1 2 3 4 5 6 7 8 9 | load("extras/Rmath.jl") function binom_p_value(x, n, p) sum(filter(d -> d <= dbinom(x, n, p), map(i -> dbinom(i, n, p), [0:n]))) end binom_p_value(2, 10, 0.8) |

As far as I know, this procedure may be as efficient as possible, but it seems odd to me that we should need to assess the PDF at `n + 1`

numbers when, in principle, we should only need to assess the CDF of the binomial distribution at two points to find a p-value.
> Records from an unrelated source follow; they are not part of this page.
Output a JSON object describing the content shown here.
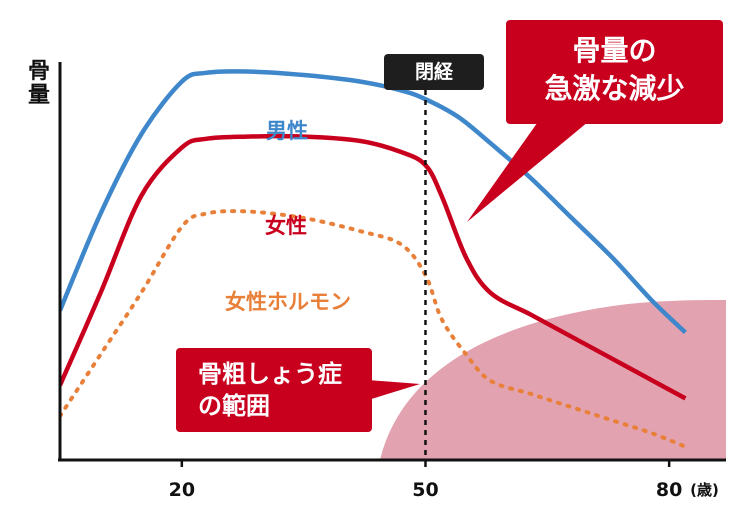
{
  "chart_data": {
    "type": "line",
    "ylabel": "骨量",
    "x_unit": "(歳)",
    "xlim": [
      5,
      87
    ],
    "ylim": [
      0,
      100
    ],
    "x_ticks": [
      20,
      50,
      80
    ],
    "grid": false,
    "series": [
      {
        "name": "男性",
        "color": "#3f87cb",
        "dashed": false,
        "x": [
          5,
          10,
          15,
          20,
          23,
          28,
          35,
          42,
          47,
          50,
          54,
          58,
          63,
          68,
          73,
          78,
          82
        ],
        "y": [
          34,
          56,
          74,
          86,
          88,
          88.3,
          87.5,
          86,
          84,
          82,
          78,
          72,
          64,
          55,
          46,
          36,
          29
        ]
      },
      {
        "name": "女性",
        "color": "#c8001e",
        "dashed": false,
        "x": [
          5,
          10,
          15,
          20,
          23,
          28,
          35,
          42,
          47,
          50,
          52,
          55,
          58,
          63,
          68,
          73,
          78,
          82
        ],
        "y": [
          17,
          38,
          60,
          71,
          73,
          73.5,
          73.5,
          72.5,
          70,
          67,
          60,
          46,
          38,
          33,
          28,
          23,
          18,
          14
        ]
      },
      {
        "name": "女性ホルモン",
        "color": "#e8803a",
        "dashed": true,
        "x": [
          5,
          10,
          15,
          20,
          23,
          28,
          35,
          42,
          47,
          50,
          52,
          55,
          58,
          63,
          68,
          73,
          78,
          82
        ],
        "y": [
          10,
          24,
          38,
          53,
          56,
          56.5,
          55,
          52,
          49,
          42,
          32,
          24,
          18,
          15,
          12,
          9,
          6,
          3
        ]
      }
    ],
    "annotations": {
      "menopause_x": 50,
      "menopause_label": "閉経",
      "bone_loss_label_lines": [
        "骨量の",
        "急激な減少"
      ],
      "osteoporosis_label_lines": [
        "骨粗しょう症",
        "の範囲"
      ]
    },
    "osteoporosis_zone_color": "#e3a2b0"
  }
}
For that reason, you might hope to replace your loop over `n + 1`

numbers to one that, for extreme data sets, is more efficient by estimating lower and upper bounds on the count values with lower PDF values than the observed data. For the moment, I’m experimenting with doing this as follows:

1 2 3 4 5 6 7 8 9 10 11 12 | load("extras/Rmath.jl") function binom_p_value(x, n, p) lower_bound = floor(n * p - abs(n * p - x)) upper_bound = ceil(n * p + abs(n * p - x)) sum(filter(d -> d <= dbinom(x, n, p), map(i -> dbinom(i, n, p), vcat([0:lower_bound], [upper_bound:n])))) end binom_p_value(2, 10, 0.8) |

Unfortunately, I haven’t yet done the analytic work to demonstrate that these bounds are actually correct. (One of them must be, since one of them is `a`

and the strict monotonicity of the distribution function about `n * p`

guarantees that `a`

must be either a lower or an upper bound for itself.) Of course, if these bounds are sufficiently conservative, they’ll function to save computation without any risk of giving corrupt answers — even if they’re not the tightest possible bounds.
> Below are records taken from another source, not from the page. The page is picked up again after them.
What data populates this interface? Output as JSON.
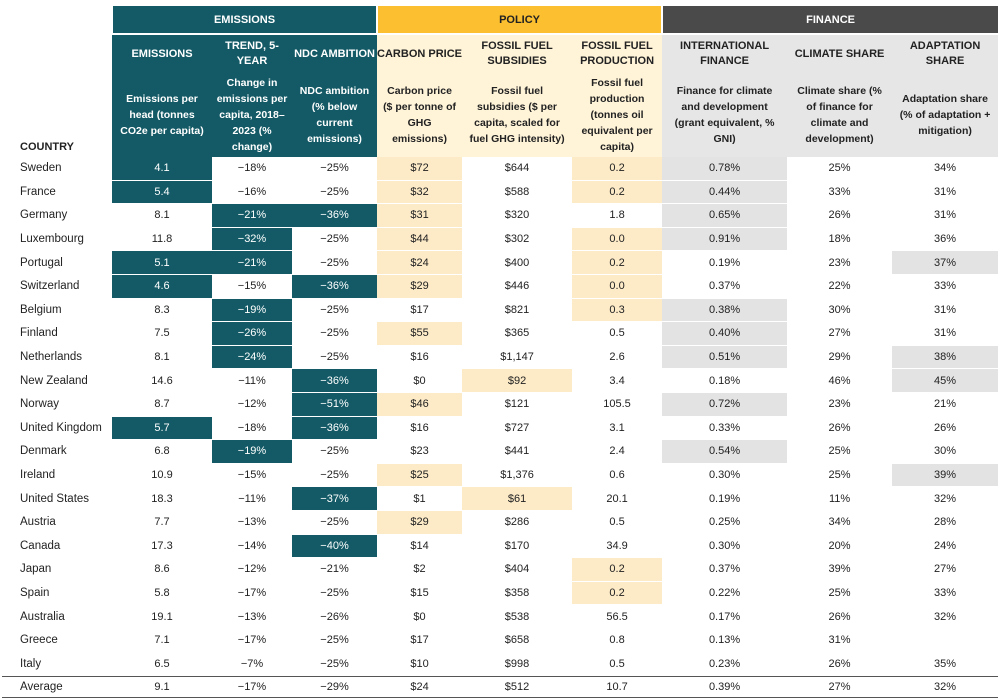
{
  "groups": {
    "emissions": "EMISSIONS",
    "policy": "POLICY",
    "finance": "FINANCE"
  },
  "columns": [
    {
      "short": "EMISSIONS",
      "long": "Emissions per head (tonnes CO2e per capita)"
    },
    {
      "short": "TREND, 5-YEAR",
      "long": "Change in emissions per capita, 2018–2023 (% change)"
    },
    {
      "short": "NDC AMBITION",
      "long": "NDC ambition (% below current emissions)"
    },
    {
      "short": "CARBON PRICE",
      "long": "Carbon price ($ per tonne of GHG emissions)"
    },
    {
      "short": "FOSSIL FUEL SUBSIDIES",
      "long": "Fossil fuel subsidies ($ per capita, scaled for fuel GHG intensity)"
    },
    {
      "short": "FOSSIL FUEL PRODUCTION",
      "long": "Fossil fuel production (tonnes oil equivalent per capita)"
    },
    {
      "short": "INTERNATIONAL FINANCE",
      "long": "Finance for climate and development (grant equivalent, % GNI)"
    },
    {
      "short": "CLIMATE SHARE",
      "long": "Climate share (% of finance for climate and development)"
    },
    {
      "short": "ADAPTATION SHARE",
      "long": "Adaptation share (% of adaptation + mitigation)"
    }
  ],
  "country_header": "COUNTRY",
  "rows": [
    {
      "country": "Sweden",
      "values": [
        "4.1",
        "−18%",
        "−25%",
        "$72",
        "$644",
        "0.2",
        "0.78%",
        "25%",
        "34%"
      ]
    },
    {
      "country": "France",
      "values": [
        "5.4",
        "−16%",
        "−25%",
        "$32",
        "$588",
        "0.2",
        "0.44%",
        "33%",
        "31%"
      ]
    },
    {
      "country": "Germany",
      "values": [
        "8.1",
        "−21%",
        "−36%",
        "$31",
        "$320",
        "1.8",
        "0.65%",
        "26%",
        "31%"
      ]
    },
    {
      "country": "Luxembourg",
      "values": [
        "11.8",
        "−32%",
        "−25%",
        "$44",
        "$302",
        "0.0",
        "0.91%",
        "18%",
        "36%"
      ]
    },
    {
      "country": "Portugal",
      "values": [
        "5.1",
        "−21%",
        "−25%",
        "$24",
        "$400",
        "0.2",
        "0.19%",
        "23%",
        "37%"
      ]
    },
    {
      "country": "Switzerland",
      "values": [
        "4.6",
        "−15%",
        "−36%",
        "$29",
        "$446",
        "0.0",
        "0.37%",
        "22%",
        "33%"
      ]
    },
    {
      "country": "Belgium",
      "values": [
        "8.3",
        "−19%",
        "−25%",
        "$17",
        "$821",
        "0.3",
        "0.38%",
        "30%",
        "31%"
      ]
    },
    {
      "country": "Finland",
      "values": [
        "7.5",
        "−26%",
        "−25%",
        "$55",
        "$365",
        "0.5",
        "0.40%",
        "27%",
        "31%"
      ]
    },
    {
      "country": "Netherlands",
      "values": [
        "8.1",
        "−24%",
        "−25%",
        "$16",
        "$1,147",
        "2.6",
        "0.51%",
        "29%",
        "38%"
      ]
    },
    {
      "country": "New Zealand",
      "values": [
        "14.6",
        "−11%",
        "−36%",
        "$0",
        "$92",
        "3.4",
        "0.18%",
        "46%",
        "45%"
      ]
    },
    {
      "country": "Norway",
      "values": [
        "8.7",
        "−12%",
        "−51%",
        "$46",
        "$121",
        "105.5",
        "0.72%",
        "23%",
        "21%"
      ]
    },
    {
      "country": "United Kingdom",
      "values": [
        "5.7",
        "−18%",
        "−36%",
        "$16",
        "$727",
        "3.1",
        "0.33%",
        "26%",
        "26%"
      ]
    },
    {
      "country": "Denmark",
      "values": [
        "6.8",
        "−19%",
        "−25%",
        "$23",
        "$441",
        "2.4",
        "0.54%",
        "25%",
        "30%"
      ]
    },
    {
      "country": "Ireland",
      "values": [
        "10.9",
        "−15%",
        "−25%",
        "$25",
        "$1,376",
        "0.6",
        "0.30%",
        "25%",
        "39%"
      ]
    },
    {
      "country": "United States",
      "values": [
        "18.3",
        "−11%",
        "−37%",
        "$1",
        "$61",
        "20.1",
        "0.19%",
        "11%",
        "32%"
      ]
    },
    {
      "country": "Austria",
      "values": [
        "7.7",
        "−13%",
        "−25%",
        "$29",
        "$286",
        "0.5",
        "0.25%",
        "34%",
        "28%"
      ]
    },
    {
      "country": "Canada",
      "values": [
        "17.3",
        "−14%",
        "−40%",
        "$14",
        "$170",
        "34.9",
        "0.30%",
        "20%",
        "24%"
      ]
    },
    {
      "country": "Japan",
      "values": [
        "8.6",
        "−12%",
        "−21%",
        "$2",
        "$404",
        "0.2",
        "0.37%",
        "39%",
        "27%"
      ]
    },
    {
      "country": "Spain",
      "values": [
        "5.8",
        "−17%",
        "−25%",
        "$15",
        "$358",
        "0.2",
        "0.22%",
        "25%",
        "33%"
      ]
    },
    {
      "country": "Australia",
      "values": [
        "19.1",
        "−13%",
        "−26%",
        "$0",
        "$538",
        "56.5",
        "0.17%",
        "26%",
        "32%"
      ]
    },
    {
      "country": "Greece",
      "values": [
        "7.1",
        "−17%",
        "−25%",
        "$17",
        "$658",
        "0.8",
        "0.13%",
        "31%",
        ""
      ]
    },
    {
      "country": "Italy",
      "values": [
        "6.5",
        "−7%",
        "−25%",
        "$10",
        "$998",
        "0.5",
        "0.23%",
        "26%",
        "35%"
      ]
    }
  ],
  "average": {
    "label": "Average",
    "values": [
      "9.1",
      "−17%",
      "−29%",
      "$24",
      "$512",
      "10.7",
      "0.39%",
      "27%",
      "32%"
    ]
  },
  "highlights": {
    "0": [
      true,
      false,
      false,
      true,
      false,
      true,
      true,
      false,
      false
    ],
    "1": [
      true,
      false,
      false,
      true,
      false,
      true,
      true,
      false,
      false
    ],
    "2": [
      false,
      true,
      true,
      true,
      false,
      false,
      true,
      false,
      false
    ],
    "3": [
      false,
      true,
      false,
      true,
      false,
      true,
      true,
      false,
      false
    ],
    "4": [
      true,
      true,
      false,
      true,
      false,
      true,
      false,
      false,
      true
    ],
    "5": [
      true,
      false,
      true,
      true,
      false,
      true,
      false,
      false,
      false
    ],
    "6": [
      false,
      true,
      false,
      false,
      false,
      true,
      true,
      false,
      false
    ],
    "7": [
      false,
      true,
      false,
      true,
      false,
      false,
      true,
      false,
      false
    ],
    "8": [
      false,
      true,
      false,
      false,
      false,
      false,
      true,
      false,
      true
    ],
    "9": [
      false,
      false,
      true,
      false,
      true,
      false,
      false,
      false,
      true
    ],
    "10": [
      false,
      false,
      true,
      true,
      false,
      false,
      true,
      false,
      false
    ],
    "11": [
      true,
      false,
      true,
      false,
      false,
      false,
      false,
      false,
      false
    ],
    "12": [
      false,
      true,
      false,
      false,
      false,
      false,
      true,
      false,
      false
    ],
    "13": [
      false,
      false,
      false,
      true,
      false,
      false,
      false,
      false,
      true
    ],
    "14": [
      false,
      false,
      true,
      false,
      true,
      false,
      false,
      false,
      false
    ],
    "15": [
      false,
      false,
      false,
      true,
      false,
      false,
      false,
      false,
      false
    ],
    "16": [
      false,
      false,
      true,
      false,
      false,
      false,
      false,
      false,
      false
    ],
    "17": [
      false,
      false,
      false,
      false,
      false,
      true,
      false,
      false,
      false
    ],
    "18": [
      false,
      false,
      false,
      false,
      false,
      true,
      false,
      false,
      false
    ],
    "19": [
      false,
      false,
      false,
      false,
      false,
      false,
      false,
      false,
      false
    ],
    "20": [
      false,
      false,
      false,
      false,
      false,
      false,
      false,
      false,
      false
    ],
    "21": [
      false,
      false,
      false,
      false,
      false,
      false,
      false,
      false,
      false
    ]
  },
  "colors": {
    "emissions": "#135a66",
    "policy": "#fbbf2f",
    "policy_light": "#fdebc8",
    "finance": "#4a4a4a",
    "finance_light": "#e3e3e3"
  }
}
Note that, in principle, it should be possible to go further: if you know exact bounds, then the summing and filtering operations are entirely superfluous and we can run:

1 2 3 4 5 6 7 8 9 10 | load("extras/Rmath.jl") function binom_p_value(x, n, p) lower_bound = exact_lower_bound(x, n, p) upper_bound = exact_upper_bound(x, n, p) pbinom(lower_bound, n, p) + 1 - pbinom(upper_bound - 1, n, p) end binom_p_value(2, 10, 0.8) |

I don’t know that these exact bounds can be computed exactly without a lot of work, but if they can be, they give a much more efficient implementation of the exact binomial test.

I wrote all of this up because (a) I’d appreciate knowing if the exact bounds can be computed efficiently and (b) I thought it was a very nice example of (1) thinking through the logic of hypothesis testing in detail (including considerations of what extremity really means) and (2) the constant problem that mathematically equivalent definitions suggest algorithms with very different computational costs.
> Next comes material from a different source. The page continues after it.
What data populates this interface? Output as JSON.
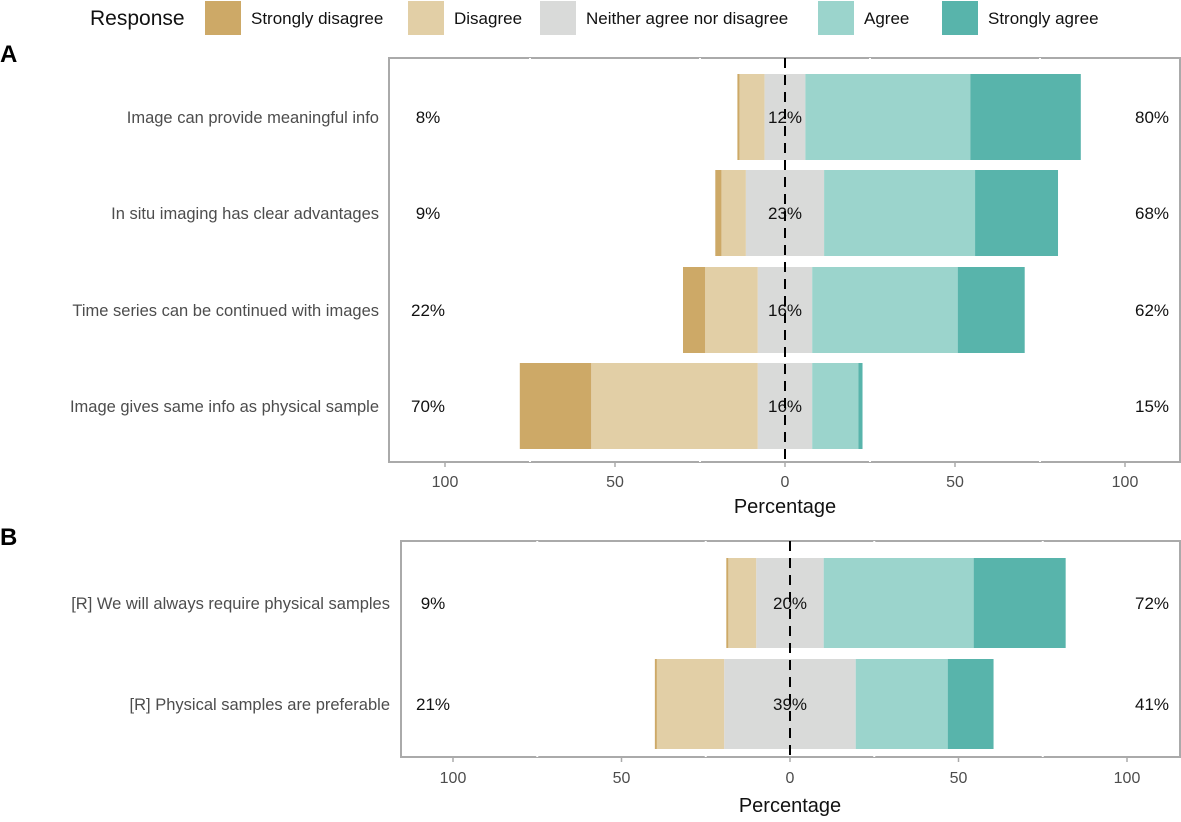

I should make clear that all of these computations, except the last, are quite cavalier about rounding errors introduced by summing the values of the PDF at a large number of points. To deal with that concern, you’d want to use a loop to find indices for the exact bounds used in the third snippet of code, since this reduces the number of additions from n to 2.

It’s nice to see your talk yesterday on Julia Language. I just found this website. One key important fact about the binomial distribution pdf is that for fixed n and p, it is monotonically increasing between [0,m], and is also monotonically decreasing between [m,n], where m is the median and con be computed with floor((n+1)*p)-1 or floor((n+1)*p)in R’s notation.

I’m not sure if julia has implemented the C++’s lower_bound and upper_bound functions that used bisection method to find the index for a sorted container, which can be a sorted array or a function that is monotonically increasing. If we applied the lower_bound or (upper_bound) to the function dbinom (or -dbinom) on the two intervals, the p-value’s computation requires the computation of dbinom not on the n+1 points but on no more than (log2(np)+log2(n*(1-p))) points.

Of course, after you found the two bounds, you need to evaluate the cdf at the two boundaries as you did it here.

I used to do this in C++. When I get more familiar with Julia, I could implement it in Julia.

Thanks, Yongchen! I’ll try that out and compare it with the solution I came upon, which was to test the proposed bounds explicitly for validity and then do the horribly long-drawn out computations when they were invalid. This should help in the latter case.

In my previous response, median should be read as mode. The formula given is for the mode, not for the median.